Solomon didn’t like this. He didn’t like any part of this. He wanted to cover his ears when the crying increased after the water jug again ended up empty before the end. He wanted to beg Wilson to let them share more equally. He knew Wilson was looking out for him, that the man was trying to take care of the one soldier he had left, but did he have to do it like this? Maybe in blue zones they thought you should treat women the same as men or whatever, but hadn’t Wilson been in the red zone long enough to know better?

That night, Solomon again fell asleep sitting up, listening to the whispers of the other passengers stuffed into the truck with him. He got up once to use the bucket in the back. It was too dark to see so it felt as if he ended up bumping into every single person along the way. At one point, he even tripped over someone lying in the middle of the aisle. From the strength of the stench he was close to the bucket, so he muttered an apology and tried to get around whoever-it-was. But whoever-it-was didn’t respond. Didn’t even shift. Solomon tried again, feeling his way through the darkness with his feet, to get around the person sleeping in the aisle, but it was as if she was sprawled out horizontally. He had to step over her, so he did.

It wasn’t until Solomon was done and about to turn back that it occurred to him to help her move out of the way so someone else didn’t step on her. He knelt and touched her shoulder. The truck lurched, and his hand ended up pushing against her throat. “I’m sorry,” he whispered, but she still didn’t move.
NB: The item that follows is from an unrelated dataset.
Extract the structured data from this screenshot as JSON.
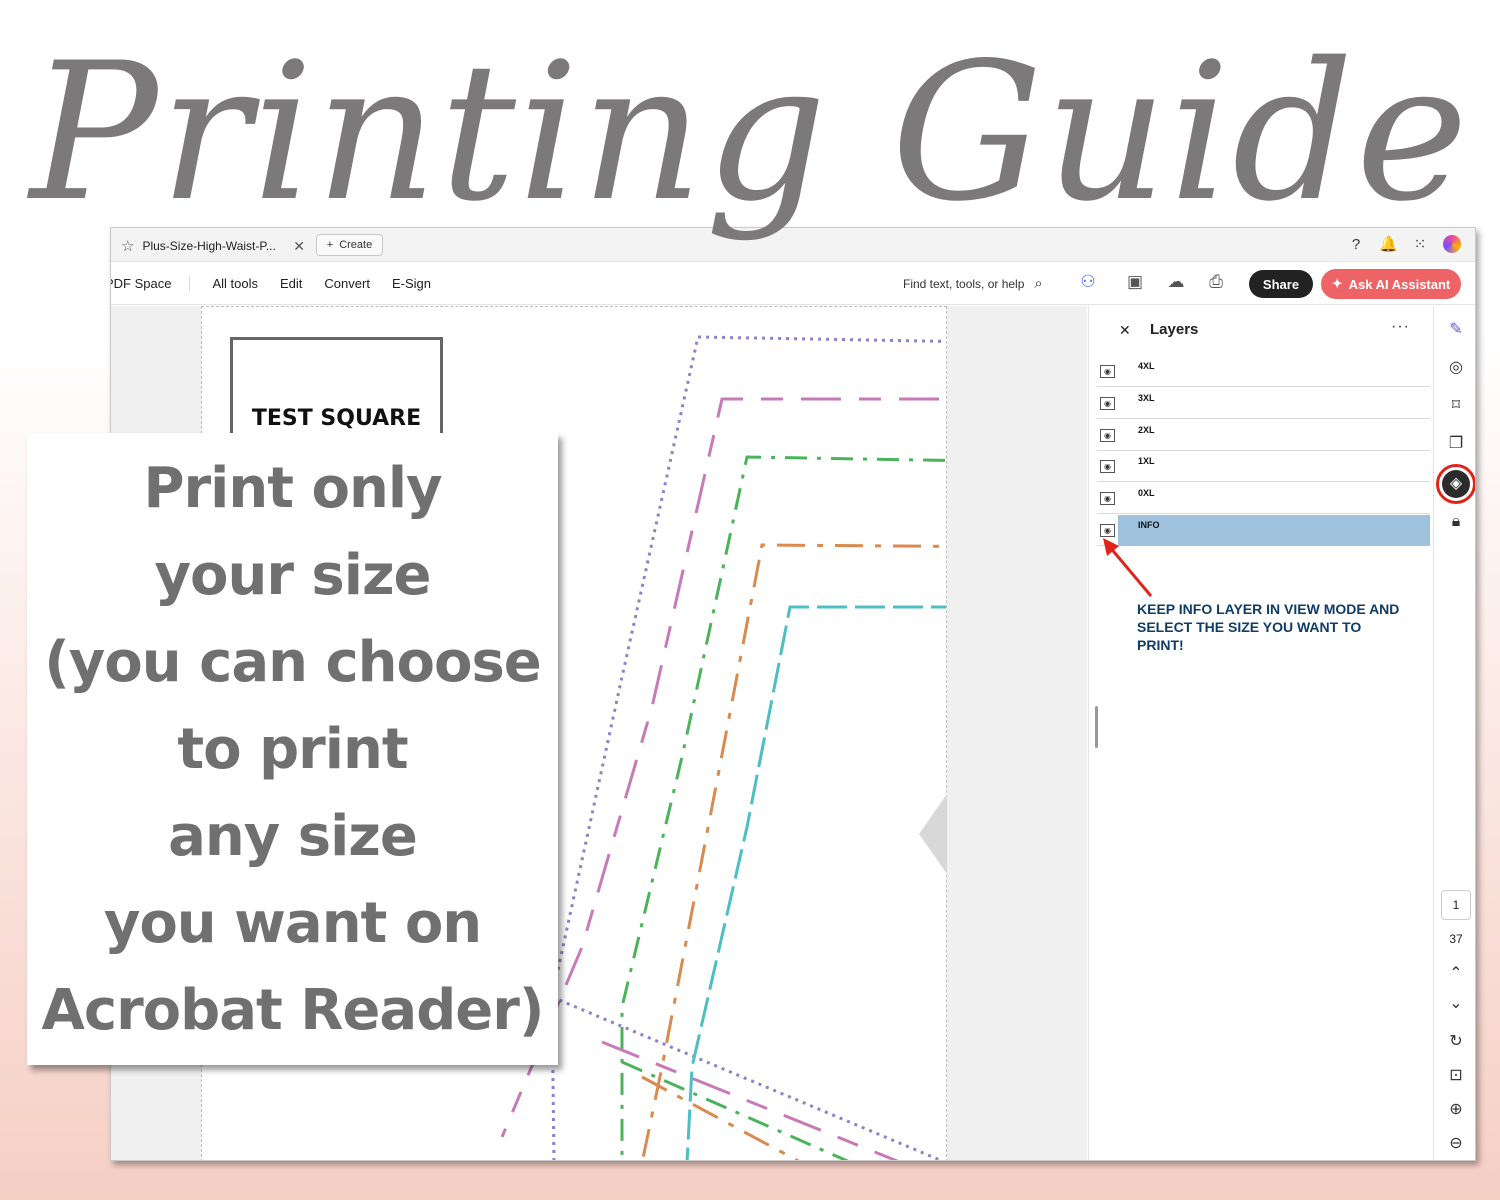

That was when it hit him. Steadying himself against a crate, he checked her pulse. He felt nothing under his fingers, no throb, no distant beat.

If she was seated in the back, that meant she had to have been one of the women who hadn’t gotten any water. And who knew how many days she’d already been in the truck before him. Maybe she’d been sick when she’d come in, and not getting any water had tipped her over the edge.

Solomon took a shallow breath. With both hands, he gently pushed the body to the side so that there was enough room in the aisle to get to the latrine bucket. Then he fumbled his way back to his seat at the very front. He closed his eyes. This time, when he finally fell back asleep, he found himself dreaming of Rithvik.